Technical information
- Licensing authority: FCC
- Facility ID: 64661
- Class: D
- Power: 250 watts daytime; 22 watts nighttime;
- Transmitter coordinates: 39°21′1″N 80°2′40″W﻿ / ﻿39.35028°N 80.04444°W
- Translator: 97.5 W248DB (Clarksburg)

Links
- Public license information: Public file; LMS;
- Website: WVUS Online

= WVUS =

WVUS is a Catholic radio formatted broadcast radio station licensed to Grafton, West Virginia, serving Grafton and Taylor County, West Virginia. WVUS is owned and operated by Light of Life Community, Inc.

WVUS operates on a frequency of 1190 kHz, a United States and Mexican clear-channel frequency. WVUS must reduce power from sunset to sunrise to prevent nighttime skywave interference to the Class A stations.

==History==
WVUS was first licensed as WVVW in 1957; a condition of the station's launch was that principal J. Patrick Beacom had to relinquish his interest in WTCS in Fairmont. The station switched calls to WKGA in July 1982.

In 1986, WKGA would become country formatted WTBZ and begin simulcasting then co-owned WTBZ-FM (now WKTZ-FM). In August 2002, WTBZ-FM was sold to Educational Media Foundation (becoming a K-Love affiliate), while WTBZ dropped country for a rhythmic contemporary hit radio format.

On May 6, 2008, WTBZ became WVUS in the first step as becoming a "new station". Then-owner Appalachian Radio filed an application to move the station from AM 1260 to AM 1190 and increase the station's daytime power to 4,500 watts. On August 8, 2008, WVUS officially began broadcasting on AM 1190.
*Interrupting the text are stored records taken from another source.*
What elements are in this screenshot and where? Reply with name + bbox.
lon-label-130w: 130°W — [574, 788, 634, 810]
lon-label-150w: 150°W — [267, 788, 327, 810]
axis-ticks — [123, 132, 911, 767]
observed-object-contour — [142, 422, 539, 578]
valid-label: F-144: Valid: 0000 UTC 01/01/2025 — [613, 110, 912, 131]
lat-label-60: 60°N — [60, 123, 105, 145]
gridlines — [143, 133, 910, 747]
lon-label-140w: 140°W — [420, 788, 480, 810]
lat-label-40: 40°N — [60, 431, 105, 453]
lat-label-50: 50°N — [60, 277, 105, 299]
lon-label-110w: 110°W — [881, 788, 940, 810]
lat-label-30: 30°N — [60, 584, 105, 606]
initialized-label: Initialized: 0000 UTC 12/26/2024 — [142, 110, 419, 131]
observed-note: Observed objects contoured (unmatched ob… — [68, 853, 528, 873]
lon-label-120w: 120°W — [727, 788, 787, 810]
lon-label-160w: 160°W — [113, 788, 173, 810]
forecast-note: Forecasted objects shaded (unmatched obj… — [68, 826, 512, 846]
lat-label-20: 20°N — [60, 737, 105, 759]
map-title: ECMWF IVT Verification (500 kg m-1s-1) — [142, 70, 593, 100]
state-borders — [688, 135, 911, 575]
It was announced on November 6, 2009, that owner Steven Tocco was attempting to sell the station at an asking price of $59,000. Tocco cited low ad revenue and high operating costs as reasons for the sale, and gave a shutdown date of December 31. On December 23, 2009, WVUS was sold to Light of Life Community, Inc. for $62,550. On March 8, 2010, WVUS dropped its adult standards format for Catholic radio programming.